Prior to June 1999, under the zero minimum bill tariff provision in effect at that time, DA customers receiving the PX credit could experience, at a minimum, a monthly bill of $0. In D.99-06-058, the Commission eliminated the zero minimum bill provision. The elimination of the zero-minimum bill provision allowed DA customers to receive the entire PX credit even if it resulted in a negative (credit) bill. Prior to market dysfunctions in mid 2000, PX credits in excess of total monthly charges were generally carried over to succeeding months and were netted against positive bills.
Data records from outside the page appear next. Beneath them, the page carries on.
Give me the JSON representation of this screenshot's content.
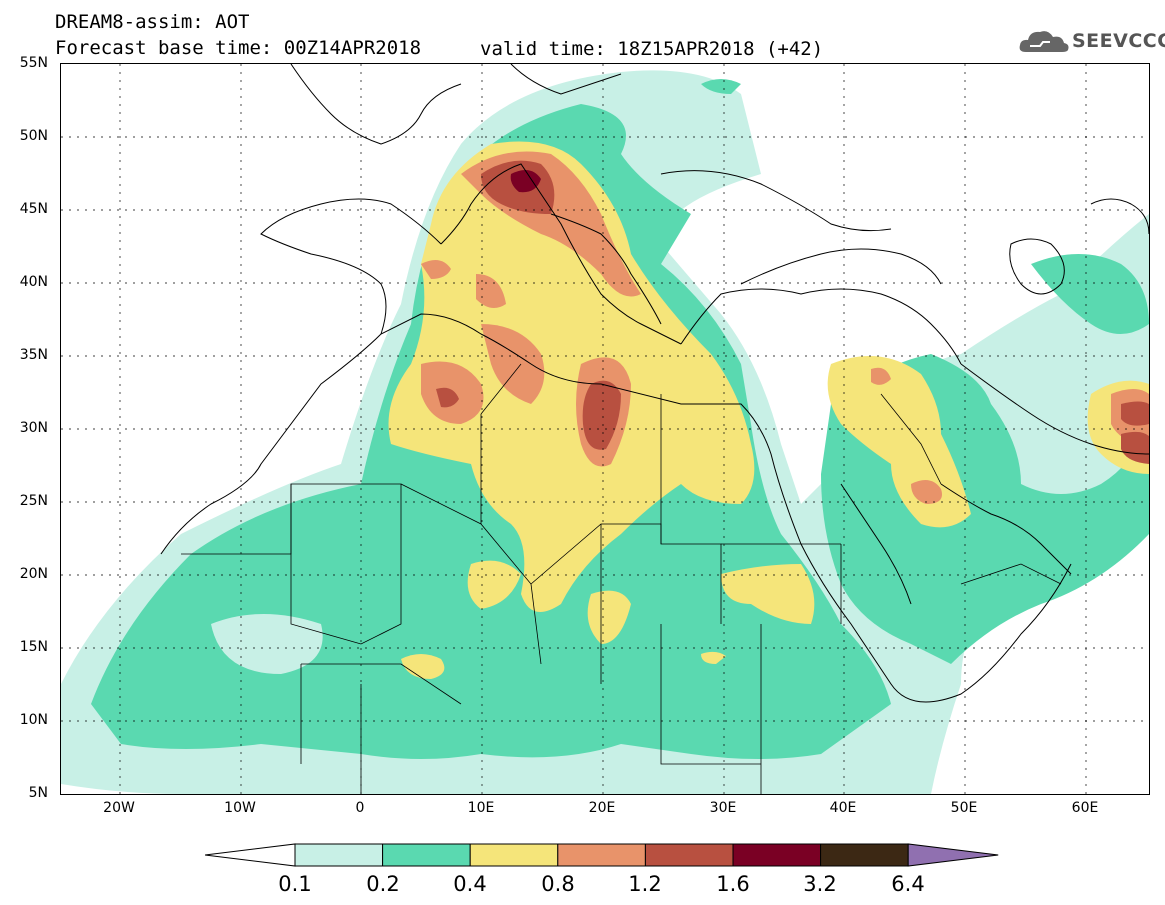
{
  "header": {
    "line1": "DREAM8-assim: AOT",
    "line2": "Forecast base time: 00Z14APR2018",
    "valid_time": "valid time: 18Z15APR2018 (+42)",
    "logo_text": "SEEVCCC"
  },
  "axes": {
    "lat_labels": [
      "55N",
      "50N",
      "45N",
      "40N",
      "35N",
      "30N",
      "25N",
      "20N",
      "15N",
      "10N",
      "5N"
    ],
    "lon_labels": [
      "20W",
      "10W",
      "0",
      "10E",
      "20E",
      "30E",
      "40E",
      "50E",
      "60E"
    ]
  },
  "legend": {
    "labels": [
      "0.1",
      "0.2",
      "0.4",
      "0.8",
      "1.2",
      "1.6",
      "3.2",
      "6.4"
    ],
    "colors": [
      "#ffffff",
      "#c8f0e6",
      "#5ad9b0",
      "#f5e57a",
      "#e8936a",
      "#b85040",
      "#7a0024",
      "#3c2814",
      "#9070b0"
    ]
  },
  "colors": {
    "ocean": "#ffffff",
    "aot_01": "#c8f0e6",
    "aot_02": "#5ad9b0",
    "aot_04": "#f5e57a",
    "aot_08": "#e8936a",
    "aot_12": "#b85040",
    "aot_16": "#7a0024"
  }
}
The dysfunction of California energy markets in mid 2000 through mid 2001, undermined the original basis for calculating the DA credit. The prices charged the utilities during the waning days of the PX were substantially higher than the cost of producing the energy; were regularly higher than the generation component of frozen rates; and in fact, were frequently so high that the DA credit exceeded the entire amount of a DA customer's bill for the services the DA customer did take from the utility and the generation rate component. The PX collapsed in January 2001. Afterwards, consistent with Commission decisions adopting an interim accounting methodology for utility retained generation (URG) and payment mechanisms for recovery of the costs of Department of Water Resources (DWR) power purchases, the utilities based their DA credit on a combination of the costs of URG and DWR-provided power as an approximation of the cost of energy. These changes in the California electricity market require a new method of computing direct access charges.